Under the Local Government Act 1894, rural sanitary districts became rural districts from 28 December 1894. Where they straddled county boundaries, as Bishop's Stortford Rural Sanitary District did, they were to be split into separate rural districts in each county, unless boundary changes could be agreed. In July 1894, a joint committee of Hertfordshire and Essex County Councils narrowly decided (on the chairman's casting vote) to transfer the ten Essex parishes of the Bishop's Stortford Rural Sanitary District into Hertfordshire. The proposal was not popular with the Essex parishes, and at a public meeting in October 1894 the councils reversed the decision, deciding instead to allow the Essex parishes to become a separate rural district called the Stansted Rural District.

The new rural district for the Hertfordshire part of the rural sanitary district was initially given the name "Bishop's Stortford Rural District". However, even before it came into being discussions began on whether to rename it after either Sawbridgeworth, its most populous parish, or Much Hadham as a central place within the district. The new council held its initial meeting on 3 January 1895 in Bishop's Stortford, where William Chamberlain Mole was elected the first chairman of the council, and it was decided that subsequent meetings would be held at Much Hadham. From the council's next meeting on 4 February 1895 it called itself the Hadham Rural District, and met at the Public Hall in Much Hadham (now known as Much Hadham Village Hall).

==Parishes==
Hadham Rural District consisted of the following parishes:

| Parish | From | To | Notes |
|---|---|---|---|
| Albury | 28 Dec 1894 | 31 Mar 1935 |  |
| Braughing | 28 Dec 1894 | 31 Mar 1935 |  |
| Brent Pelham | 28 Dec 1894 | 31 Mar 1935 |  |
| Furneux Pelham | 28 Dec 1894 | 31 Mar 1935 |  |
| High Wych | 1 Apr 1901 | 31 Mar 1935 | Parish created from that part of Sawbridgeworth excluded from Sawbridgeworth Urban District. |
| Little Hadham | 28 Dec 1894 | 31 Mar 1935 |  |
| Much Hadham | 28 Dec 1894 | 31 Mar 1935 |  |
| Sawbridgeworth | 28 Dec 1894 | 31 Mar 1901 | Sawbridgeworth parish was split in 1901 when the town became an urban district; the rural parts of the old parish became a new parish called High Wych. |
| Stocking Pelham | 28 Dec 1894 | 31 Mar 1935 |  |
| Thorley | 28 Dec 1894 | 31 Mar 1935 |  |

==Premises==
The Public Hall in Much Hadham did not serve as the council's meeting place for long; by 1899 the council had reverted to meeting in Bishop's Stortford. By 1902, the Hadham Rural District Council, Stansted Rural District Council and Bishop's Stortford Board of Guardians had set up joint offices at 29 North Street in Bishop's Stortford.

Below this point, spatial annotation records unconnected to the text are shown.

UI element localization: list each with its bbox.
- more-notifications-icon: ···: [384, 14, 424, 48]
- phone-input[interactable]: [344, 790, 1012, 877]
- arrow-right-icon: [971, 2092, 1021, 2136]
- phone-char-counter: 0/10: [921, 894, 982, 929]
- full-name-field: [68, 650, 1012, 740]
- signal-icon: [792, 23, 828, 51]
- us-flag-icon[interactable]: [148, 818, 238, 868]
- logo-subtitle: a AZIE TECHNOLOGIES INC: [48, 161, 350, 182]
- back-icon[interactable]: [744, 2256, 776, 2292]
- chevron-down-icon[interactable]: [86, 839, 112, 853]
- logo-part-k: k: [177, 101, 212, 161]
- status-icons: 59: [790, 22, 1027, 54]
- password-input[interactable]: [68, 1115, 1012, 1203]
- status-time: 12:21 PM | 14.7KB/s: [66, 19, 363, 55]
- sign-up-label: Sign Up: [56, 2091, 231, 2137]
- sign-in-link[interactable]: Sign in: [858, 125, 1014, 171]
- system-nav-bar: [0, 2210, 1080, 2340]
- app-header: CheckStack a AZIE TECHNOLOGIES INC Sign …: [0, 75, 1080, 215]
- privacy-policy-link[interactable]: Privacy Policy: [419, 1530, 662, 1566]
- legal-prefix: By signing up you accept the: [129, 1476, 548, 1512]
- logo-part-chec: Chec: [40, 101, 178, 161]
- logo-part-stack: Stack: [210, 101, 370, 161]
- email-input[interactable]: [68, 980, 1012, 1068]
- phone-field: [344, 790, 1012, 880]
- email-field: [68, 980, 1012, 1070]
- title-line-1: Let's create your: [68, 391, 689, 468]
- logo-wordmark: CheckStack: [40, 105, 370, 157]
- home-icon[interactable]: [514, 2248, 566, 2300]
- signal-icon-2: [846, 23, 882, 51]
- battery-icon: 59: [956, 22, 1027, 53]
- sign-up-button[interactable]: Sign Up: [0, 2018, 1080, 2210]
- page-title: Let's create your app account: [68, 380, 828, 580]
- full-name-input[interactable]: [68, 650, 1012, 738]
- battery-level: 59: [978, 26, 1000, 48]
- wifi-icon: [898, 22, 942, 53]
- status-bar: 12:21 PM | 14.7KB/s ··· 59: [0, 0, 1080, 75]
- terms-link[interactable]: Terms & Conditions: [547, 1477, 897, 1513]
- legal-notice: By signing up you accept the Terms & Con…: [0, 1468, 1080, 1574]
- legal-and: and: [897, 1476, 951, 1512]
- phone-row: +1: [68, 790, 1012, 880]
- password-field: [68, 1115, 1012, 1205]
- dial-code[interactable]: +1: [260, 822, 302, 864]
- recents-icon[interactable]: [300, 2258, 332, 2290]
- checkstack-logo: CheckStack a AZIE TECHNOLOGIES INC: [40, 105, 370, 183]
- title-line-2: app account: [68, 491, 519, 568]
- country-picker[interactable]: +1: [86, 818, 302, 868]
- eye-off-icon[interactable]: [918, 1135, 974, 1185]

In 1926 the two councils and the board of guardians built a new headquarters at 2 Hockerill Street (later also called Riverside House), a neo-Tudor building beside the River Stort.

==Abolition==
Sawbridgeworth became an urban district in 1901, removing it from the Hadham Rural District, although the western, more rural, part of the old Sawbridgeworth parish was excluded from the new urban district, becoming a separate parish called High Wych, which remained in the Hadham Rural District.

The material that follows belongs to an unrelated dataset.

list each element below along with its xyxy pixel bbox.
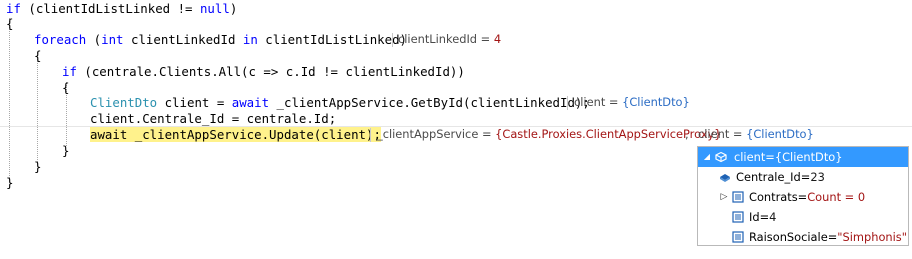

Hadham Rural District was abolished in 1935 under a County Review Order. The bulk of the district became part of the new Braughing Rural District (along with most of the Buntingford Rural District), with small parts going to Bishop's Stortford Urban District and to the Ware Rural District. Since 1974 the area has formed part of East Hertfordshire.